2154 Kleinbaumgarten xx

 

Herrn

Bgm. Hubert Krieger

Gemeindeamt Gaubitsch

 

2154 Gaubitsch Kleinbaumgarten, am 14. Oktober 1999

 

Werter Herr Bürgermeister!

 

Da Sie es bislang nicht der Mühe Wert gefunden haben, mit mir persönlich über die Vorfälle rund um die Nationalratswahlen vom 3. Oktober 1999 zu sprechen, sondern nur über „dritte Personen" mit mir kommunizieren, möchte ich nun schriftlich zu den Ereignissen Stellung nehmen.

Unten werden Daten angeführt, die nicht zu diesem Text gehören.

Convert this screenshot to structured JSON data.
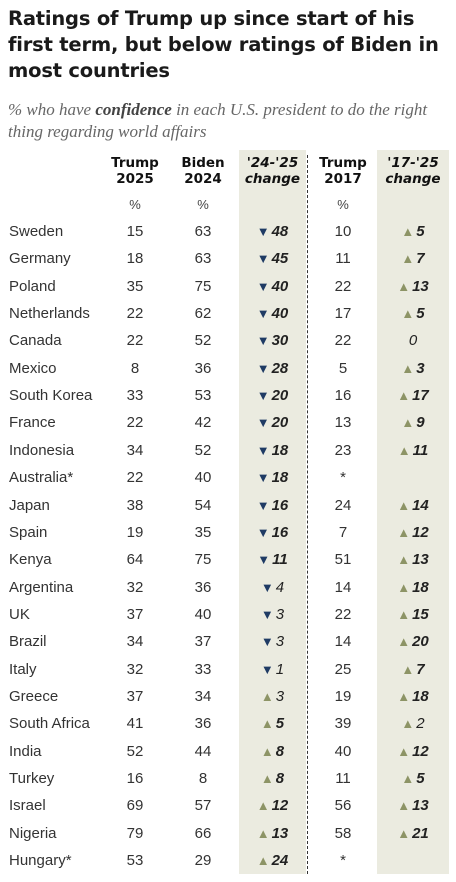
{
  "title": "Ratings of Trump up since start of his first term, but below ratings of Biden in most countries",
  "subtitle_pre": "% who have ",
  "subtitle_bold": "confidence",
  "subtitle_post": " in each U.S. president to do the right thing regarding world affairs",
  "headers": {
    "trump2025": "Trump\n2025",
    "biden2024": "Biden\n2024",
    "change2425": "'24-'25\nchange",
    "trump2017": "Trump\n2017",
    "change1725": "'17-'25\nchange",
    "pct": "%"
  },
  "colors": {
    "down": "#1f3b64",
    "up": "#8d9466",
    "shade": "#ebebe0"
  },
  "chart_data": {
    "type": "table",
    "columns": [
      "Trump 2025",
      "Biden 2024",
      "'24-'25 change",
      "Trump 2017",
      "'17-'25 change"
    ],
    "rows": [
      {
        "country": "Sweden",
        "trump2025": "15",
        "biden2024": "63",
        "change2425": "48",
        "dir2425": "down",
        "sig2425": true,
        "trump2017": "10",
        "change1725": "5",
        "dir1725": "up",
        "sig1725": true
      },
      {
        "country": "Germany",
        "trump2025": "18",
        "biden2024": "63",
        "change2425": "45",
        "dir2425": "down",
        "sig2425": true,
        "trump2017": "11",
        "change1725": "7",
        "dir1725": "up",
        "sig1725": true
      },
      {
        "country": "Poland",
        "trump2025": "35",
        "biden2024": "75",
        "change2425": "40",
        "dir2425": "down",
        "sig2425": true,
        "trump2017": "22",
        "change1725": "13",
        "dir1725": "up",
        "sig1725": true
      },
      {
        "country": "Netherlands",
        "trump2025": "22",
        "biden2024": "62",
        "change2425": "40",
        "dir2425": "down",
        "sig2425": true,
        "trump2017": "17",
        "change1725": "5",
        "dir1725": "up",
        "sig1725": true
      },
      {
        "country": "Canada",
        "trump2025": "22",
        "biden2024": "52",
        "change2425": "30",
        "dir2425": "down",
        "sig2425": true,
        "trump2017": "22",
        "change1725": "0",
        "dir1725": "none",
        "sig1725": false
      },
      {
        "country": "Mexico",
        "trump2025": "8",
        "biden2024": "36",
        "change2425": "28",
        "dir2425": "down",
        "sig2425": true,
        "trump2017": "5",
        "change1725": "3",
        "dir1725": "up",
        "sig1725": true
      },
      {
        "country": "South Korea",
        "trump2025": "33",
        "biden2024": "53",
        "change2425": "20",
        "dir2425": "down",
        "sig2425": true,
        "trump2017": "16",
        "change1725": "17",
        "dir1725": "up",
        "sig1725": true
      },
      {
        "country": "France",
        "trump2025": "22",
        "biden2024": "42",
        "change2425": "20",
        "dir2425": "down",
        "sig2425": true,
        "trump2017": "13",
        "change1725": "9",
        "dir1725": "up",
        "sig1725": true
      },
      {
        "country": "Indonesia",
        "trump2025": "34",
        "biden2024": "52",
        "change2425": "18",
        "dir2425": "down",
        "sig2425": true,
        "trump2017": "23",
        "change1725": "11",
        "dir1725": "up",
        "sig1725": true
      },
      {
        "country": "Australia*",
        "trump2025": "22",
        "biden2024": "40",
        "change2425": "18",
        "dir2425": "down",
        "sig2425": true,
        "trump2017": "*",
        "change1725": "",
        "dir1725": "none",
        "sig1725": false
      },
      {
        "country": "Japan",
        "trump2025": "38",
        "biden2024": "54",
        "change2425": "16",
        "dir2425": "down",
        "sig2425": true,
        "trump2017": "24",
        "change1725": "14",
        "dir1725": "up",
        "sig1725": true
      },
      {
        "country": "Spain",
        "trump2025": "19",
        "biden2024": "35",
        "change2425": "16",
        "dir2425": "down",
        "sig2425": true,
        "trump2017": "7",
        "change1725": "12",
        "dir1725": "up",
        "sig1725": true
      },
      {
        "country": "Kenya",
        "trump2025": "64",
        "biden2024": "75",
        "change2425": "11",
        "dir2425": "down",
        "sig2425": true,
        "trump2017": "51",
        "change1725": "13",
        "dir1725": "up",
        "sig1725": true
      },
      {
        "country": "Argentina",
        "trump2025": "32",
        "biden2024": "36",
        "change2425": "4",
        "dir2425": "down",
        "sig2425": false,
        "trump2017": "14",
        "change1725": "18",
        "dir1725": "up",
        "sig1725": true
      },
      {
        "country": "UK",
        "trump2025": "37",
        "biden2024": "40",
        "change2425": "3",
        "dir2425": "down",
        "sig2425": false,
        "trump2017": "22",
        "change1725": "15",
        "dir1725": "up",
        "sig1725": true
      },
      {
        "country": "Brazil",
        "trump2025": "34",
        "biden2024": "37",
        "change2425": "3",
        "dir2425": "down",
        "sig2425": false,
        "trump2017": "14",
        "change1725": "20",
        "dir1725": "up",
        "sig1725": true
      },
      {
        "country": "Italy",
        "trump2025": "32",
        "biden2024": "33",
        "change2425": "1",
        "dir2425": "down",
        "sig2425": false,
        "trump2017": "25",
        "change1725": "7",
        "dir1725": "up",
        "sig1725": true
      },
      {
        "country": "Greece",
        "trump2025": "37",
        "biden2024": "34",
        "change2425": "3",
        "dir2425": "up",
        "sig2425": false,
        "trump2017": "19",
        "change1725": "18",
        "dir1725": "up",
        "sig1725": true
      },
      {
        "country": "South Africa",
        "trump2025": "41",
        "biden2024": "36",
        "change2425": "5",
        "dir2425": "up",
        "sig2425": true,
        "trump2017": "39",
        "change1725": "2",
        "dir1725": "up",
        "sig1725": false
      },
      {
        "country": "India",
        "trump2025": "52",
        "biden2024": "44",
        "change2425": "8",
        "dir2425": "up",
        "sig2425": true,
        "trump2017": "40",
        "change1725": "12",
        "dir1725": "up",
        "sig1725": true
      },
      {
        "country": "Turkey",
        "trump2025": "16",
        "biden2024": "8",
        "change2425": "8",
        "dir2425": "up",
        "sig2425": true,
        "trump2017": "11",
        "change1725": "5",
        "dir1725": "up",
        "sig1725": true
      },
      {
        "country": "Israel",
        "trump2025": "69",
        "biden2024": "57",
        "change2425": "12",
        "dir2425": "up",
        "sig2425": true,
        "trump2017": "56",
        "change1725": "13",
        "dir1725": "up",
        "sig1725": true
      },
      {
        "country": "Nigeria",
        "trump2025": "79",
        "biden2024": "66",
        "change2425": "13",
        "dir2425": "up",
        "sig2425": true,
        "trump2017": "58",
        "change1725": "21",
        "dir1725": "up",
        "sig1725": true
      },
      {
        "country": "Hungary*",
        "trump2025": "53",
        "biden2024": "29",
        "change2425": "24",
        "dir2425": "up",
        "sig2425": true,
        "trump2017": "*",
        "change1725": "",
        "dir1725": "none",
        "sig1725": false
      }
    ]
  }
}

Daß ich am Wahlsonntag dem Liberalen Forum meine Stimme gegeben habe, ist Ihnen ja bekannt - über die Gründe, welche mich dazu bewogen haben, bin ich jederzeit bereit zu diskutieren, sie hier zu nennen wäre allerdings fehl am Platz. Vor allem ist es aber niemandes Aufgabe, darüber zu richten, zumal es sich ausschließlich um meine Entscheidung handelt.

Wie ich von verschiedenster Seite vernommen habe (etwa von einem Bürgermeister einer Nachbargemeinde, sind Sie nach wie vor der Meinung, daß ich meinen Stimmzettel zusätzlich mit einem zweiten Kreuz versehen habe. Sie halten mich also entweder nicht für fähig‘ einen gültigen Stimmzettel auszufüllen, oder bezichtigen mich der Lüge. Ich darf Ihnen daher mitteilen, daß mir ein renommierter Graphologe versichert hat, daß es sich eindeutig feststellen läßt, ob die beiden Kreuze von derselben Person gemacht worden sind oder nicht. Im übrigen finde ich es umso befremdlicher, daß Sie auch Zweifel, welche direkt aus den Reihen der Wahlkommission kommen, ganz einfach ignorieren und weiterhin ausschließlich meine Glaubwürdigkeit in Frage stellen.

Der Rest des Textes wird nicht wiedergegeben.